Gak perlu pikir panjang saat itu juga gue lempar spons berbusa ke arah Bima. "Emangnya Mas babu kamu hah?!!" omel gue garang.
Tapi Bima malah ketawa. "Sekalian Mas, sekalian keringetan bisa kali motor adek dicuciin—ARGHHH BASAH! BASAH MAS BASAH!"
Bukan cuma spons berbusa gantian gue angkat selang terus sengaja di arahin ke arah Bima. Adek gue satu-satunya itu mencak-mencak sambil berusaha menghindar, "BUNDAAAAAAAAAA LIHAT KELAKUAN MAS DAMAR NIH!" teriak Bima keras banget.
Gue ketawa santai, "Bunda di dapur gak akan dengar—"

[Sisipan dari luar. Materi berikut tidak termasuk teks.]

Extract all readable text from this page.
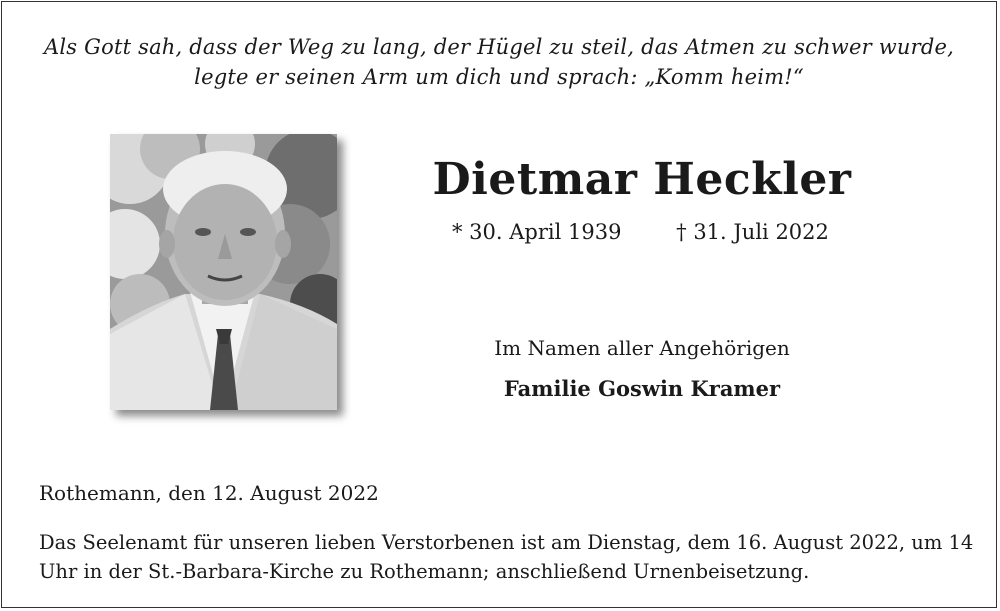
Als Gott sah, dass der Weg zu lang, der Hügel zu steil, das Atmen zu schwer wurde,
legte er seinen Arm um dich und sprach: „Komm heim!“
Dietmar Heckler
* 30. April 1939	† 31. Juli 2022
Im Namen aller Angehörigen
Familie Goswin Kramer
Rothemann, den 12. August 2022
Das Seelenamt für unseren lieben Verstorbenen ist am Dienstag, dem 16. August 2022, um 14 Uhr in der St.-Barbara-Kirche zu Rothemann; anschließend Urnenbeisetzung.
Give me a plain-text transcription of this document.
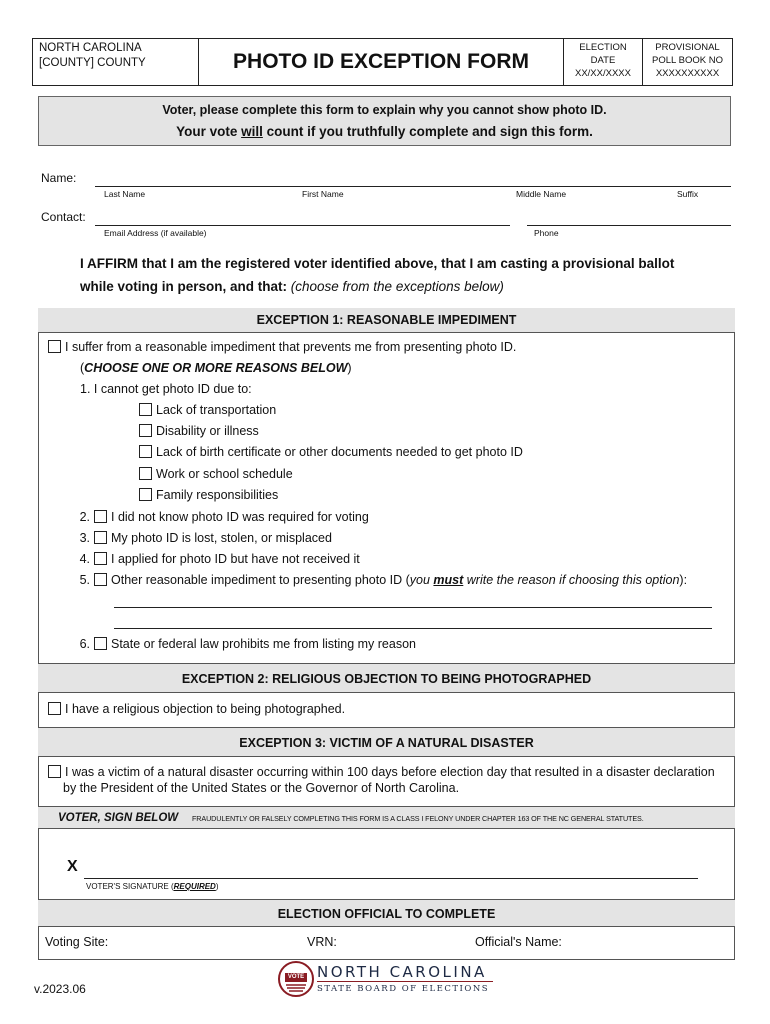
NORTH CAROLINA
[COUNTY] COUNTY	PHOTO ID EXCEPTION FORM
ELECTION
DATE
XX/XX/XXXX
PROVISIONAL
POLL BOOK NO
XXXXXXXXXX
Voter, please complete this form to explain why you cannot show photo ID.
Your vote will count if you truthfully complete and sign this form.
Name:
Last Name	First Name	Middle Name	Suffix
Contact:
Email Address (if available)	Phone
I AFFIRM that I am the registered voter identified above, that I am casting a provisional ballot
while voting in person, and that: (choose from the exceptions below)
EXCEPTION 1: REASONABLE IMPEDIMENT
I suffer from a reasonable impediment that prevents me from presenting photo ID.
(CHOOSE ONE OR MORE REASONS BELOW)
1. I cannot get photo ID due to:
Lack of transportation
Disability or illness
Lack of birth certificate or other documents needed to get photo ID
Work or school schedule
Family responsibilities
2. I did not know photo ID was required for voting
3. My photo ID is lost, stolen, or misplaced
4. I applied for photo ID but have not received it
5. Other reasonable impediment to presenting photo ID (you must write the reason if choosing this option):
6. State or federal law prohibits me from listing my reason
EXCEPTION 2: RELIGIOUS OBJECTION TO BEING PHOTOGRAPHED
I have a religious objection to being photographed.
EXCEPTION 3: VICTIM OF A NATURAL DISASTER
I was a victim of a natural disaster occurring within 100 days before election day that resulted in a disaster declaration
by the President of the United States or the Governor of North Carolina.
VOTER, SIGN BELOW FRAUDULENTLY OR FALSELY COMPLETING THIS FORM IS A CLASS I FELONY UNDER CHAPTER 163 OF THE NC GENERAL STATUTES.
X
VOTER'S SIGNATURE (REQUIRED)
ELECTION OFFICIAL TO COMPLETE
Voting Site:	VRN:	Official's Name:
v.2023.06
VOTE NORTH CAROLINA
STATE BOARD OF ELECTIONS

"Damar! Adeknya diapain masyaallah! Kenapa Bima disiram kaya gitu?!! Damar!" seru Bunda tiba-tiba muncul dengan wajah panik. "Kalo adeknya sakit gimana?!!"

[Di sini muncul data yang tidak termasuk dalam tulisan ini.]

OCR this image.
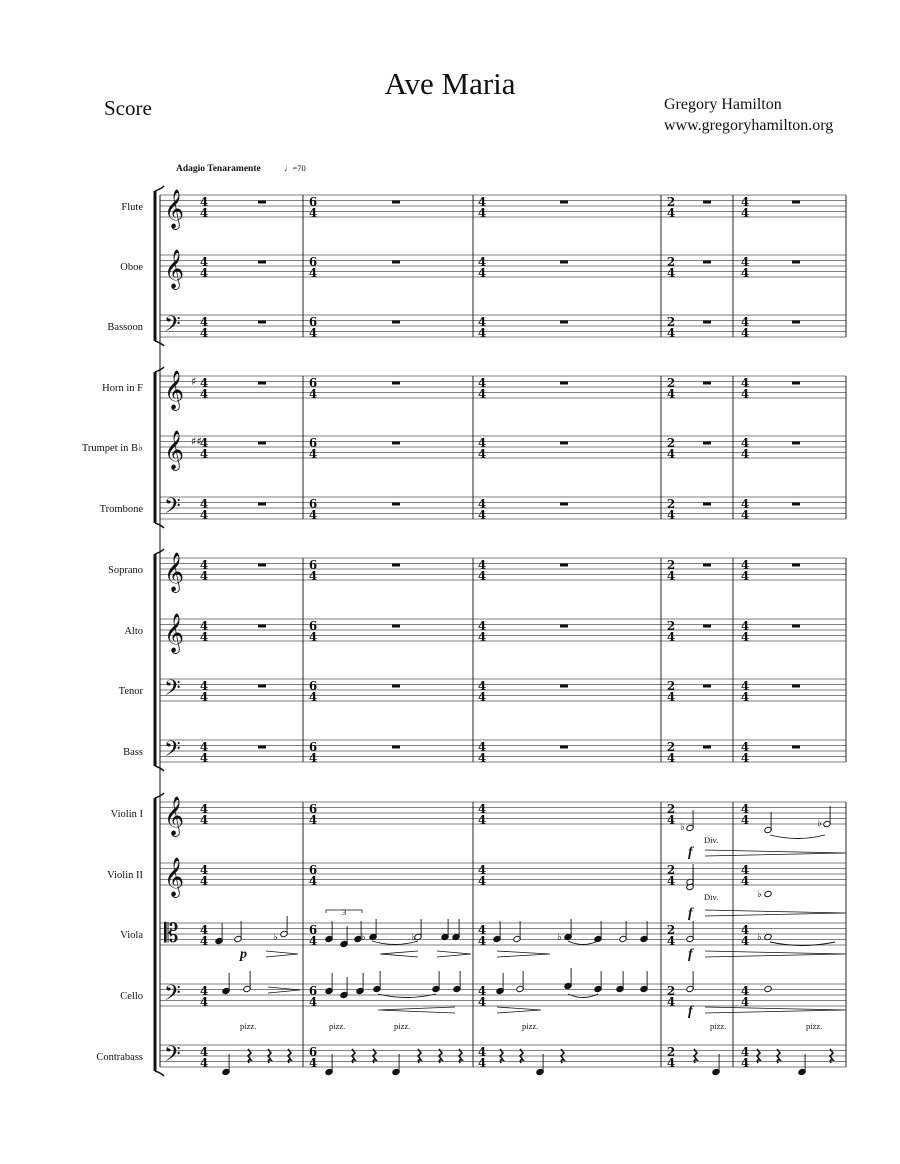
Ave Maria
Score	Gregory Hamilton
www.gregoryhamilton.org
Adagio Tenaramente	♩=70
𝄞 4
4
6
4
4
4
2
4
4
4
𝄞 4
4
6
4
4
4
2
4
4
4
𝄢 4
4
6
4
4
4
2
4
4
4
𝄞 ♯ 4
4
6
4
4
4
2
4
4
4
𝄞 ♯♯
4
4
6
4
4
4
2
4
4
4
𝄢 4
4
6
4
4
4
2
4
4
4
𝄞 4
4
6
4
4
4
2
4
4
4
𝄞 4
4
6
4
4
4
2
4
4
4
𝄢 4
4
6
4
4
4
2
4
4
4
𝄢 4
4
6
4
4
4
2
4
4
4
𝄞 4
4
6
4
4
4
2
4
4
4
𝄞 4
4
6
4
4
4
2
4
4
4
𝄡 4
4
6
4
4
4
2
4
4
4
𝄢 4
4
6
4
4
4
2
4
4
4
𝄢 4
4
6
4
4
4
2
4
4
4
Flute
Oboe
Bassoon
Horn in F
Trumpet in B♭
Trombone
Soprano
Alto
Tenor
Bass
Violin I
Violin II
Viola
Cello
Contrabass
♭	♭	♭	♭	♭	♭
p	f
3
f
pizz.	pizz.	pizz.	pizz.	pizz.	pizz.
♭	♭
Div.
f
♭
Div.
f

Selang di tangan auto tergeletak di atas tanah, gue buru-buru matiin keran air dengan gerakan panik. "Bukan gitu Bun, tadi tuh Bima—" gue berniat menjelaskan tapi Bunda lebih dulu melontarkan kalimatnya.
"Jahat banget sih kamu, masa adek sendiri disiram air begitu??! Emangnya Bima tanaman hias??!!" omel Bunda.
"Ppfftt!" gak mau ketahuan ketawa di depan Bunda gue buang wajah, melihat Bima yang basah kuyup dengan wajah pasrah. "Maafin Mas ya Bim—ppfft!"
Gawat, ngeliat kondisi Bima yang basah kuyup justru membuat keingan gue tertawa makin besar. Gak tahu harus gimana lagi gue udah pasrah tutup mulut pake tangan, berharap suara tawanya gak terdengar sampai ke telinga Bunda.
"Bun! Lihat tuh Mas Damar malah ketawa!!" adu Bima, menunjuk gue dengan wajah tidak terima.
"Apa?? Siapa yang ketawa?!" gue berusaha banget pasang ekpresi poker face tapi jadinya malah begini,
KAMU SEDANG MEMBACA
Penghujung Jalan
Short StoryDamar sudah lelah. Seluruh perjuangannya tidak ada yang membuahkan hasil, selalu terhalang oleh sekat kuat tak kasat mata. Ingin sekali menyerah, tapi pada penghujung jalan, ia menemukan titik cerah. Ternyata skenario-Nya lebih indah. Kim Doyoung...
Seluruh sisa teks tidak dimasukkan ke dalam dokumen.